A former Freemason, on being asked by the Clerk of the Court if he had anything to say as to why the sentence of death should not be passed against him, Seddon replied at length and appealed directly to the judge, Sir Thomas Townsend Bucknill, as a brother Mason and in the name of 'The Great Architect Of The Universe' to overturn the jury's guilty verdict. According to some sources he gave the First Degree sign, according to others the Sign of Grief and Distress, begging for mercy. The judge is reported as having said, with some emotion:

It is not for me to harrow your feelings – try to make peace with your Maker. We both belong to the same Brotherhood, and though that can have no influence with me this is painful beyond words to have to say what I am saying, but our Brotherhood does not encourage crime, it condemns it.

Seddon replied that he had already made his peace with his Maker. Mr Justice Bucknill then pronounced the sentence of death, and an unknown photographer took one of the only two known photographs of the black cap being actually worn while a death sentence is being pronounced. Bernard Spilsbury, who went on to become a famous pathologist and who gave evidence during the trial, was not yet involved in Freemasonry, and so the meaning of what had passed between Seddon and Bucknill was lost on him at the time. However, his colleagues who also provided forensic evidence were Masons, and they were aware of its significance.

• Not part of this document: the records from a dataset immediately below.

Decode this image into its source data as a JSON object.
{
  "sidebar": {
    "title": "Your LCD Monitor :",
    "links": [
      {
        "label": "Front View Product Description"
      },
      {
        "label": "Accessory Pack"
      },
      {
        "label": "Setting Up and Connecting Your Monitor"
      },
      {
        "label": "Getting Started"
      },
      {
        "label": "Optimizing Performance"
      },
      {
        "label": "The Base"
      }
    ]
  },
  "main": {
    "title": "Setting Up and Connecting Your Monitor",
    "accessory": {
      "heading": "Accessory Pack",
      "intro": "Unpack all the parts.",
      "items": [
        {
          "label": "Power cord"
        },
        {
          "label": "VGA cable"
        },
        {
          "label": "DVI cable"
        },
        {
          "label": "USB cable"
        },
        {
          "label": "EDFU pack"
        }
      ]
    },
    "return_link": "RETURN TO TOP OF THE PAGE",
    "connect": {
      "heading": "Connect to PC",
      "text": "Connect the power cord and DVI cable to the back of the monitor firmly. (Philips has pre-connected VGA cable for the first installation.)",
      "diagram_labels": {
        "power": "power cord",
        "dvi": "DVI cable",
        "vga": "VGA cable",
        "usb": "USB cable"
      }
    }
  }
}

Seddon was hanged by John Ellis and Thomas Pierrepoint at Pentonville Prison on 18 April 1912. After his execution his widow, Margaret Ann Seddon, returned to Liverpool where she married James Donald Cameron on 4 November 1912, less than seven months after her husband's execution. Later she moved with Cameron to the United States, taking her five children with her.

==Portrayals==
In the 1957 play A Dead Secret by Rodney Ackland, the character of Seddon under the name of Frederick Dyson, was played by Paul Scofield.

On 12 April 1959, the television series Alfred Hitchcock Presents aired an episode, "Waxwork", which depicted Seddon as one of six murderers in a wax museum's murderer's row.

In the 1981 Granada Television series Lady Killers, Seddon was played Michael Jayston in an episode entitled "Root of All Evil".

On 21 July 2007, BBC Radio 4 broadcast a play by John Fletcher based on the murder of Mrs Barrow, entitled The Shocking Tale of Margaret Seddon, which took the premise that Frederick's wife Margaret had planned and committed the crime.

The case was reevaluated using modern forensic techniques in an episode of the BBC series Murder, Mystery and My Family (2020) which reinvestigated the evidence against Seddon. Judge David Radford found Seddon's conviction to have been safe.